Suu Kyi complains of cheating, but almost certain to win lower house seat; fair polls seen as crucial to ease Western economic sanctions.

Aung San Suu Kyi in Myanmar election 370 (photo credit: REUTERS/Damir Sagolj )
Aung San Suu Kyi in Myanmar election 370
(photo credit: REUTERS/Damir Sagolj )
YANGON - Pro-democracy leader Aung San Suu Kyi looked set to clinch a seat in parliament in Myanmar's third election in half a century on Sunday, a crucial test of reforms that could convince the West to end sanctions and its pariah image.
The United States and European Union have hinted that some sanctions - imposed over the past two decades in response to human rights abuses - may be lifted if the election is free and fair, unleashing a wave of investment in the impoverished but resource-rich country bordering rising powers India and China.
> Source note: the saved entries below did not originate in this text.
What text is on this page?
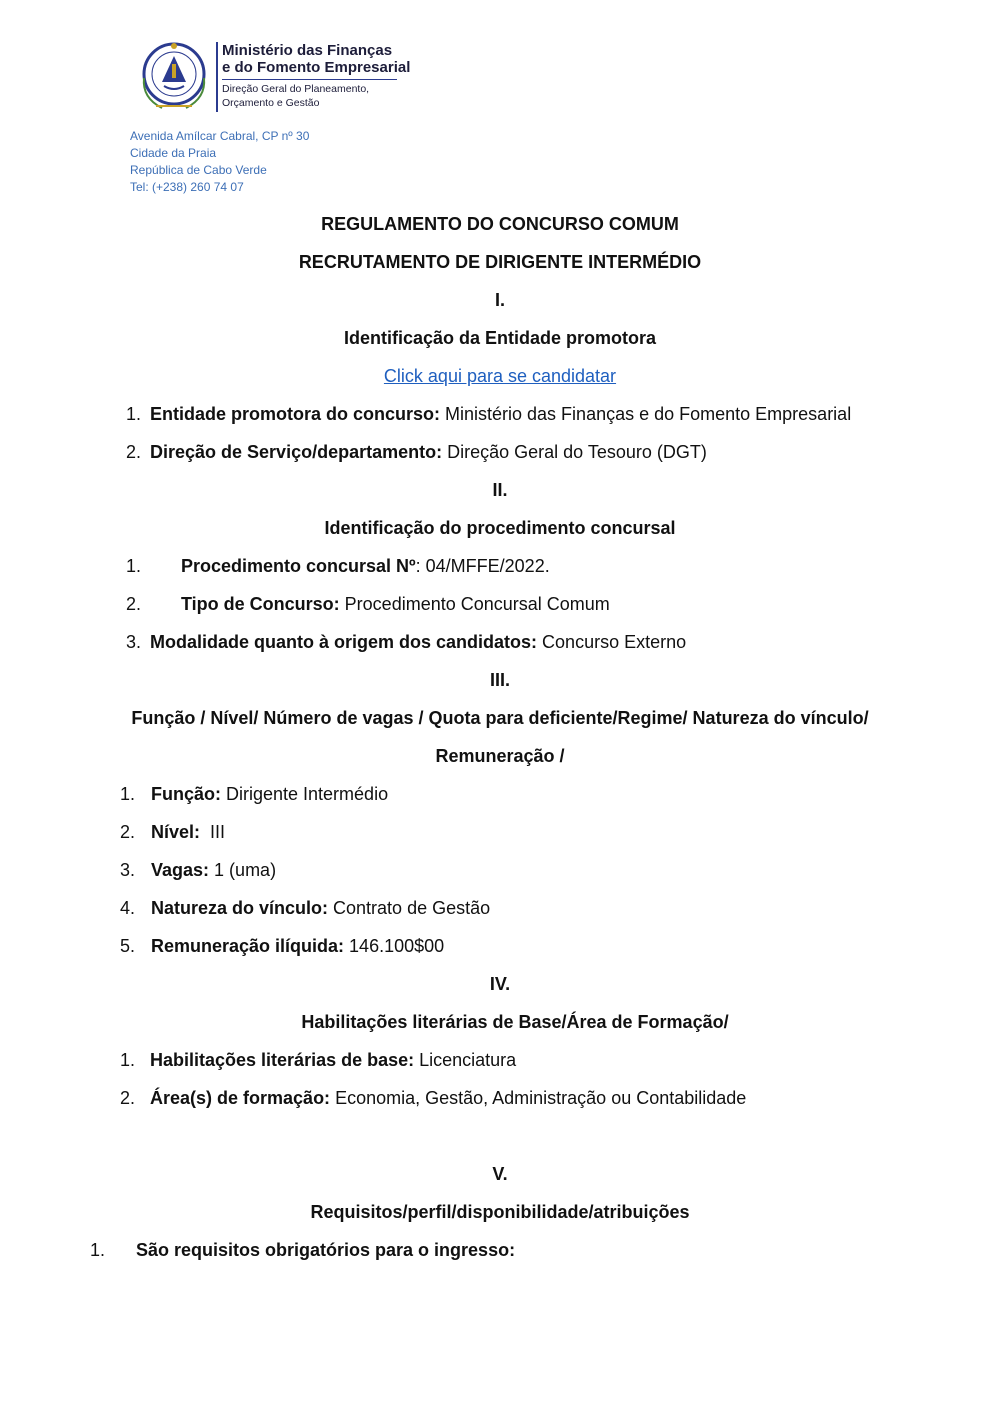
Ministério das Finanças
e do Fomento Empresarial
Direção Geral do Planeamento,
Orçamento e Gestão
Avenida Amílcar Cabral, CP nº 30
Cidade da Praia
República de Cabo Verde
Tel: (+238) 260 74 07
REGULAMENTO DO CONCURSO COMUM
RECRUTAMENTO DE DIRIGENTE INTERMÉDIO
I.
Identificação da Entidade promotora
Click aqui para se candidatar
1. Entidade promotora do concurso: Ministério das Finanças e do Fomento Empresarial
2. Direção de Serviço/departamento: Direção Geral do Tesouro (DGT)
II.
Identificação do procedimento concursal
1. Procedimento concursal Nº: 04/MFFE/2022.
2. Tipo de Concurso: Procedimento Concursal Comum
3. Modalidade quanto à origem dos candidatos: Concurso Externo
III.
Função / Nível/ Número de vagas / Quota para deficiente/Regime/ Natureza do vínculo/
Remuneração /
1. Função: Dirigente Intermédio
2. Nível:  III
3. Vagas: 1 (uma)
4. Natureza do vínculo: Contrato de Gestão
5. Remuneração ilíquida: 146.100$00
IV.
Habilitações literárias de Base/Área de Formação/
1. Habilitações literárias de base: Licenciatura
2. Área(s) de formação: Economia, Gestão, Administração ou Contabilidade
V.
Requisitos/perfil/disponibilidade/atribuições
1. São requisitos obrigatórios para o ingresso:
The charismatic and wildly popular Suu Kyi, a Nobel Peace Prize laureate held for 15 years under house arrest until 2010, complained last week of "irregularities," though none significant enough to derail her party's bid for 44 of the 45 available by-election seats.
Voters quietly filed into makeshift polling stations at schools, religious centres and community buildings, some gushing with excitement after casting ballots for the frail Suu Kyi, or "Aunty Suu" as she is affectionately known.
"My whole family voted for her and I am sure all relatives and friends of us will vote for her too," said Naw Ohn Kyi, 59, a farmer from Warthinkha.
In Suu Kyi's rustic constituency of bamboo-thatched homes in Kawhmu, south of the biggest city Yangon, she looked poised for a landslide win. "So far as my friends and I have checked, almost everyone we asked voted for Aunty Suu," said Ko Myint Aung, 27-year shop owner from Kawhmu.
Ko Myint Aung was one of 15 constituents contacted by Reuters, who all said they had voted for Suu Kyi.
To be regarded as credible, the vote needs the blessing of Suu Kyi, who was freed from house arrest in November 2010, six days after a widely criticized general election that paved the way for the end of 49 years of direct army rule and the opening of a parliament stacked with retired and serving military.
President Thein Sein, a general in the former military junta, has surprised the world with the most dramatic political reforms since the military took power in a 1962 coup in the former British colony then known as Burma.
In the span of a year, the government has freed hundreds of political prisoners, held peace talks with ethnic rebels, relaxed strict media censorship, allowed trade unions, and showed signs of pulling back from the powerful economic and political orbit of its giant neighbor China.
It was rewarded last November when Hillary Clinton made the first visit to the country by a US secretary of state since 1955. Business executives, mostly from Asia but many from Europe, have swarmed to Yangon in recent weeks to hunt for investment opportunities in the country of 60 million people, one of the last frontier markets in Asia.